Background technology
Stomach cancer is one of most common tumour in the world, and the number that stomach cancer is died from every year account for global death toll
10.4%, the 3rd of row tumor mortality reason.Stomach cancer has the features such as onset concealment, early stage easy to cause missed diagnosis, easy transfer and recurrence,
And China, by many-sided restriction such as economic and medical condition, the diagnosis of early carcinoma of stomach is past when patient is diagnosed less than 10%
Toward in stomach cancer progressive stage, its 5 years survival rates about 4~27%.Current gastroscopic biopsy and its pathological examination are used as Diagnosis of Gastric
The goldstandard of cancer, invasive makes it receive very big limit during the examination of early carcinoma of stomach because of its high cost and operation
System.Reviewing party's rule such as x-ray canel barium meal contrast examination, abdominal CT, belly MRI lacks higher sensitivity simultaneously.Although blood serum tumor mark
The detection of will thing (such as carcinomebryonic antigen, CA19-9) is clinically widely used, but because it is nonspecific swollen
Knurl related antigen, sensitivity and specificity have certain limitation.

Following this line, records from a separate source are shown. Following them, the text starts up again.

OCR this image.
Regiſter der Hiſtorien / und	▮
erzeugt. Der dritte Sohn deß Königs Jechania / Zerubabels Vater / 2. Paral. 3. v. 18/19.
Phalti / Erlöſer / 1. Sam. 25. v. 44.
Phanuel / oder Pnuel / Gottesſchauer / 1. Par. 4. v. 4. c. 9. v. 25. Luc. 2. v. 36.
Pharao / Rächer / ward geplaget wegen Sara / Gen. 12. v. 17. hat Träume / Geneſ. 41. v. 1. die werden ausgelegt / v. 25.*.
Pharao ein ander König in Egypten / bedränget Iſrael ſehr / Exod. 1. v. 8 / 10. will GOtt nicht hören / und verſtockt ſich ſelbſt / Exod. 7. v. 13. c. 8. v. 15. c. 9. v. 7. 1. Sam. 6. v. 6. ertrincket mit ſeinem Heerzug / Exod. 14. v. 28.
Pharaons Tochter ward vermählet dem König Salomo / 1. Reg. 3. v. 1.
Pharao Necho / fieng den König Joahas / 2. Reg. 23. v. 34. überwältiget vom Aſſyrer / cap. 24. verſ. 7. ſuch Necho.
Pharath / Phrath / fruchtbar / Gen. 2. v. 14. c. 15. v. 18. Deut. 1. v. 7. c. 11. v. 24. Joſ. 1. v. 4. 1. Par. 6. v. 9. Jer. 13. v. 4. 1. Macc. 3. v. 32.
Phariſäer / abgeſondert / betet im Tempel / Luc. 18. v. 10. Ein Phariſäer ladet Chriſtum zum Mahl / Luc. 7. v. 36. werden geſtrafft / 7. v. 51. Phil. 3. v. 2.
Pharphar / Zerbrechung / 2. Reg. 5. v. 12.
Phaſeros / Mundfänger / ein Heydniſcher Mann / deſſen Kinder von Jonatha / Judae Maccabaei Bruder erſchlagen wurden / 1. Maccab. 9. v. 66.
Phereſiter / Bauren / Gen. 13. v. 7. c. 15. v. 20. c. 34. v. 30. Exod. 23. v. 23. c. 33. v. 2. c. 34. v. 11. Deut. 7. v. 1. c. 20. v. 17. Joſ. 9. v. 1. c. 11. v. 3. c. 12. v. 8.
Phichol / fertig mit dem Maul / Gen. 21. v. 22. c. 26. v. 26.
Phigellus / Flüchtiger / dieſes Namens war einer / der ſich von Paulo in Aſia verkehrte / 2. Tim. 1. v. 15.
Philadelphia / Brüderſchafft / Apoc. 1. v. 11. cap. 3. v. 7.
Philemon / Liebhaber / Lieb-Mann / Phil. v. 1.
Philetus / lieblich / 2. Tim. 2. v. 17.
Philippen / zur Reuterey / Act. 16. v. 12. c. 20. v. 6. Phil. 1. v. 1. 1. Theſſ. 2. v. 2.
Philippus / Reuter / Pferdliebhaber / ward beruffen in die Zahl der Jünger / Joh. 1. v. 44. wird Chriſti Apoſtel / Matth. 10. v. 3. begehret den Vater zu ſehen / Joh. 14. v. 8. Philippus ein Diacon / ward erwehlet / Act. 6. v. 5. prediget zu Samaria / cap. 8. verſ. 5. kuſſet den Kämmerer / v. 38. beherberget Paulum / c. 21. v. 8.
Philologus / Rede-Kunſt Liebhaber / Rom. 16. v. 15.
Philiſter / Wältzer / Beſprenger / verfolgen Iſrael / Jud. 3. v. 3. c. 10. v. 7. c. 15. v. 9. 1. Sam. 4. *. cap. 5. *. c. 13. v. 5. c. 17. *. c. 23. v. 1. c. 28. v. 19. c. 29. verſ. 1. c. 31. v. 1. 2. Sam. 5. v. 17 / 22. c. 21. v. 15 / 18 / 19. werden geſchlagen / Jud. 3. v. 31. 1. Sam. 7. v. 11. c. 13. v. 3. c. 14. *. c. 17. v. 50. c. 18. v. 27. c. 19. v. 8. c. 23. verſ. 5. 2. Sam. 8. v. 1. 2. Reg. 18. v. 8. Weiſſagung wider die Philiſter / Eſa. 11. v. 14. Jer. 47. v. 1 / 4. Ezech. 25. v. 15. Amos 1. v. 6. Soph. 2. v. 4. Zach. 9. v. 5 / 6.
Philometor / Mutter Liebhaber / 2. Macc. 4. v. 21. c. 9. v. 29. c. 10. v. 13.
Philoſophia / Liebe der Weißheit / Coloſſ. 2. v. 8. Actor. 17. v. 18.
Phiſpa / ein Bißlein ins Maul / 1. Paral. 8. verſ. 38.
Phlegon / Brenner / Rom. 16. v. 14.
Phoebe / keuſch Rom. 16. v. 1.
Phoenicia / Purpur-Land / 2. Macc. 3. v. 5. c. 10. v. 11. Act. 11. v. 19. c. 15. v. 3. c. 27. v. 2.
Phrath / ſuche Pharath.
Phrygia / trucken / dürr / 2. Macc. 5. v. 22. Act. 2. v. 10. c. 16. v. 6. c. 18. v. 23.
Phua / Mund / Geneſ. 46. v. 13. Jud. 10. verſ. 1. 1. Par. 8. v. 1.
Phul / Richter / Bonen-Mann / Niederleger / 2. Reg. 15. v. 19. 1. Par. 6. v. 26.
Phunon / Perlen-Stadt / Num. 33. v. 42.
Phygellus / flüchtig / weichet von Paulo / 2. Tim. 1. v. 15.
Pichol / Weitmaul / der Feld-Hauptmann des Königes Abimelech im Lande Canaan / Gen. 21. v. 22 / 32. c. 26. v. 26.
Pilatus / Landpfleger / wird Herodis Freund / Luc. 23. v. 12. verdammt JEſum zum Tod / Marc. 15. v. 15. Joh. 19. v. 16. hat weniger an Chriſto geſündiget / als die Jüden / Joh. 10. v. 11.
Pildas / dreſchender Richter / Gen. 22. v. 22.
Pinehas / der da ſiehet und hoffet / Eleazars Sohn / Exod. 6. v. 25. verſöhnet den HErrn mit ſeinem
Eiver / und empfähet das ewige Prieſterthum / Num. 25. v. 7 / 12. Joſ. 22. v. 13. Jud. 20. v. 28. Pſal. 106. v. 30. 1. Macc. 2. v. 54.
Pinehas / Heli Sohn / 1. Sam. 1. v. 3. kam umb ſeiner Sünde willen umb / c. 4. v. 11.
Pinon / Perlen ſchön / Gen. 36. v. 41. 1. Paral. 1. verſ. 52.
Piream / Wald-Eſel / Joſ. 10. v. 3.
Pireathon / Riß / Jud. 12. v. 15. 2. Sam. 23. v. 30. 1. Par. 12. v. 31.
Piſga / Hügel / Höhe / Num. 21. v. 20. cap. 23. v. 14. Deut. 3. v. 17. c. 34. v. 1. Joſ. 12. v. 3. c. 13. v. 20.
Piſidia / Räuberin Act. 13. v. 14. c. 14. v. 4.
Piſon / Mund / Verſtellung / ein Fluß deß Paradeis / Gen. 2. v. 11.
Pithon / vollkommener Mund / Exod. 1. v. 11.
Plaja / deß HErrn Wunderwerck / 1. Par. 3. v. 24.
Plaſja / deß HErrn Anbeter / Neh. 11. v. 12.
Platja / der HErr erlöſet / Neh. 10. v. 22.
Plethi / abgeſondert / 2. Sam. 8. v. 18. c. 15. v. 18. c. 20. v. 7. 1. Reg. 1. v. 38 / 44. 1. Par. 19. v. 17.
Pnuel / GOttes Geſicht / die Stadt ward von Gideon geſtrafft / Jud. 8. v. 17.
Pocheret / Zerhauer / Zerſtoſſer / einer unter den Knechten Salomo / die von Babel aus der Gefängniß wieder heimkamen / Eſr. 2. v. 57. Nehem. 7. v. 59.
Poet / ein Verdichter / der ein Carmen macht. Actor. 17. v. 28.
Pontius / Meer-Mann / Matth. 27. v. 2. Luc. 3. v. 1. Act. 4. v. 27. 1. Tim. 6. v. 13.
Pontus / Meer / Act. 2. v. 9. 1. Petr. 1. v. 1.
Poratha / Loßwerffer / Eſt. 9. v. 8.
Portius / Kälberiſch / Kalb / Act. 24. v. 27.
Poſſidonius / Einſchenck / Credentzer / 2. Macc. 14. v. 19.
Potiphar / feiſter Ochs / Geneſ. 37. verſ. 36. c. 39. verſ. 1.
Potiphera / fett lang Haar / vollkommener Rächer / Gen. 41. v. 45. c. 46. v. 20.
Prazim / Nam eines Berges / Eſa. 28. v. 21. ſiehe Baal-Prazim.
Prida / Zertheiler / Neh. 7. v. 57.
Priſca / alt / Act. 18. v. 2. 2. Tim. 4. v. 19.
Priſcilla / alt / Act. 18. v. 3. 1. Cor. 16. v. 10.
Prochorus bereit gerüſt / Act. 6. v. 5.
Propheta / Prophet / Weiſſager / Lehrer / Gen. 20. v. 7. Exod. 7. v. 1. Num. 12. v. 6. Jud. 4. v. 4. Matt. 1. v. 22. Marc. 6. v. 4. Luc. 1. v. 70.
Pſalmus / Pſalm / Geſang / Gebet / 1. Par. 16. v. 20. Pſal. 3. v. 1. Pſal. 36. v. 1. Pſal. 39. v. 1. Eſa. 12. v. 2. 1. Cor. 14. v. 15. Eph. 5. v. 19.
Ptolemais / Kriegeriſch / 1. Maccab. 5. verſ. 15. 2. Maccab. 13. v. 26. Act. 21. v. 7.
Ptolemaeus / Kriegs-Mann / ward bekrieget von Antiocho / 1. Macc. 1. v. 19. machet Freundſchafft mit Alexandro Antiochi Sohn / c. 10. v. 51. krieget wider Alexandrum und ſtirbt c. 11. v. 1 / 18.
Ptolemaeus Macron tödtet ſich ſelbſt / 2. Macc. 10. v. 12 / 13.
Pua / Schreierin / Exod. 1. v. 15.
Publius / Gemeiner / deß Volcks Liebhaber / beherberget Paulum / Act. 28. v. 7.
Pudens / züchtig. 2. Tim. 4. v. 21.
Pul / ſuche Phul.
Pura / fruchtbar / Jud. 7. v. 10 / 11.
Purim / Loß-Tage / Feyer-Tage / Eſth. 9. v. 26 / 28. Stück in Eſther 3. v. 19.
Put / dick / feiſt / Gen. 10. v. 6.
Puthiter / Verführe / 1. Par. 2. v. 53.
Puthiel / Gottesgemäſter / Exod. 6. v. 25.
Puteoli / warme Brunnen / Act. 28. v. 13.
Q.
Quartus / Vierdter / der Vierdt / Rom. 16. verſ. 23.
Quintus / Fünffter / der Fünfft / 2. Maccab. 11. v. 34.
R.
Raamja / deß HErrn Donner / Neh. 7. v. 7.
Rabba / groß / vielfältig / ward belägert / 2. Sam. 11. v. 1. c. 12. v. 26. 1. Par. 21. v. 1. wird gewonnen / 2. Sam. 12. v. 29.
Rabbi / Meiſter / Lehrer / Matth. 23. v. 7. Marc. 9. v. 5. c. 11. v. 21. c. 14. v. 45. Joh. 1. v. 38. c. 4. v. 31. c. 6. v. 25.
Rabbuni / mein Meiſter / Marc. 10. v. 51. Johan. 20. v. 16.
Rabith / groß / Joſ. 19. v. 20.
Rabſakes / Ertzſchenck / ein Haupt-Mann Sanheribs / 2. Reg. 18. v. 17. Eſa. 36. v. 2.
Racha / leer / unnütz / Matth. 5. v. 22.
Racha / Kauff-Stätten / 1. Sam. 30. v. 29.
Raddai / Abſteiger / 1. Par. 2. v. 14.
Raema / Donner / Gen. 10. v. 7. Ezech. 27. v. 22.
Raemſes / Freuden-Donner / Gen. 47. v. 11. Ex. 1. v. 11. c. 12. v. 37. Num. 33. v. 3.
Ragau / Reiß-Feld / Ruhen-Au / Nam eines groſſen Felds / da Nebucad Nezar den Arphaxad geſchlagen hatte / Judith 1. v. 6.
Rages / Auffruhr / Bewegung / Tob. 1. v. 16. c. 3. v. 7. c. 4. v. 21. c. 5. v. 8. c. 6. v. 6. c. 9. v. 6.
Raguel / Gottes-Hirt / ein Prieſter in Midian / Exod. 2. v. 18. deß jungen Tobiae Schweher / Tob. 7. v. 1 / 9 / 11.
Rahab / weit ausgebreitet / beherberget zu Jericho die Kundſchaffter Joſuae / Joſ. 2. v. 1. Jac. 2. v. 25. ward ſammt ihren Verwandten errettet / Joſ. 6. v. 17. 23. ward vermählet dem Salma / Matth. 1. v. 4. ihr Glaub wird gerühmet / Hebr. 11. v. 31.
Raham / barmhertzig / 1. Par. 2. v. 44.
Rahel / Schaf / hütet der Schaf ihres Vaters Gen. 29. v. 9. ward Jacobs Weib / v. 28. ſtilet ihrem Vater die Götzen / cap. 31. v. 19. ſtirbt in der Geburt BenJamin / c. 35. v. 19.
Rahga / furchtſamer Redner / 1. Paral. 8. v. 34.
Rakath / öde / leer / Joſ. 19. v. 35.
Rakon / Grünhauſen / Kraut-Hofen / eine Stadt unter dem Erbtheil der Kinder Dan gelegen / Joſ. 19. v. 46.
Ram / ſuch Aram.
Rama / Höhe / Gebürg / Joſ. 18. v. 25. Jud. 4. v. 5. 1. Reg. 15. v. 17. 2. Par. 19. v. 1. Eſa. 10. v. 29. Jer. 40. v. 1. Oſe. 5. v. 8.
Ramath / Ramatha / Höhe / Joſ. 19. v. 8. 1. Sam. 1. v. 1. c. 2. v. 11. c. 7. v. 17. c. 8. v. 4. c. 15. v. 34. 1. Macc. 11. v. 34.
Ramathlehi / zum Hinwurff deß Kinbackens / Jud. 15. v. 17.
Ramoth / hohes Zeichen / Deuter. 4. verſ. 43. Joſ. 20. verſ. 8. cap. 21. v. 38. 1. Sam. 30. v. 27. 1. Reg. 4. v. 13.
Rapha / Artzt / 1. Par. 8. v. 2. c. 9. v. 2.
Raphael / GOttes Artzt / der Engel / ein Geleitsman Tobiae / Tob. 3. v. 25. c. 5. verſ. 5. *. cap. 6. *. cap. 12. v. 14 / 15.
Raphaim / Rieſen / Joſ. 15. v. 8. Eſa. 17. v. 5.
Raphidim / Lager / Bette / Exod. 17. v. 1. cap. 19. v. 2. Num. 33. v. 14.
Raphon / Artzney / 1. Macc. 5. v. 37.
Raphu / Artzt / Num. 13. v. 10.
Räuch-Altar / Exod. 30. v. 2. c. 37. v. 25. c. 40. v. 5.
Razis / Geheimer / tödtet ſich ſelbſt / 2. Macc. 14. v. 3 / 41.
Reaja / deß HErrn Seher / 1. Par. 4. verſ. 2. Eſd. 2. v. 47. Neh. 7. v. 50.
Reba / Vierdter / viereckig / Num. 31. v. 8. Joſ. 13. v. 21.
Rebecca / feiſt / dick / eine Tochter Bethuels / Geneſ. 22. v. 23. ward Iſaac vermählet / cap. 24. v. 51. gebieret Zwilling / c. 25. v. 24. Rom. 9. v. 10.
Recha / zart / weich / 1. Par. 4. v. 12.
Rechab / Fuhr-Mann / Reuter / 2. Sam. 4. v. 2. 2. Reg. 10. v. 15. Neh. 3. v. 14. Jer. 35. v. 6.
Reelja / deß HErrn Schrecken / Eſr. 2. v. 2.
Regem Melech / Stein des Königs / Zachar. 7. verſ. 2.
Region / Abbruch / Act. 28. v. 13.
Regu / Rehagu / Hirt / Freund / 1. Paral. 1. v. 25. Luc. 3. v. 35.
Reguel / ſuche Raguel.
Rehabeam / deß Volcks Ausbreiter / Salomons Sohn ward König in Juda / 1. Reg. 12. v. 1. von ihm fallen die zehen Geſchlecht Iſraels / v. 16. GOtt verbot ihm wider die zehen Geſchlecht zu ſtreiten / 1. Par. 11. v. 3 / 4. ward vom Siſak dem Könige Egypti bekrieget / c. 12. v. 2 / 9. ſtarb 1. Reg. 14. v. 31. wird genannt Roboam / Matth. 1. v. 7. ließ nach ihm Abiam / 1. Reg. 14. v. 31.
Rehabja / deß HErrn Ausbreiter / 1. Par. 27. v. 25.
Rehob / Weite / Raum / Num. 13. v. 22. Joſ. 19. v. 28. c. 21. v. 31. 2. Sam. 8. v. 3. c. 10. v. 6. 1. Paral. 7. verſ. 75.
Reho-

Circular rna (circular RNA, circRNA) is that by 5' ends and 3' ends, reversely covalent attachment forms ring to a class
The non-coding RNA molecule of shape structure.As the fast development with bioinformatics is sequenced in RNA, it has been found that circRNA is largely deposited
It is in eukaryotic.The features such as there is rich, stability, conservative because of circRNA, with certain tissue, sequential and
Disease specific, it turns into the new focus of research in recent years.Increasing research shows that circRNA has important as a class
The biomolecule of adjusting function, has substantial connection with the generation of tumour, development, invasion and attack, transfer and patient's prognosis.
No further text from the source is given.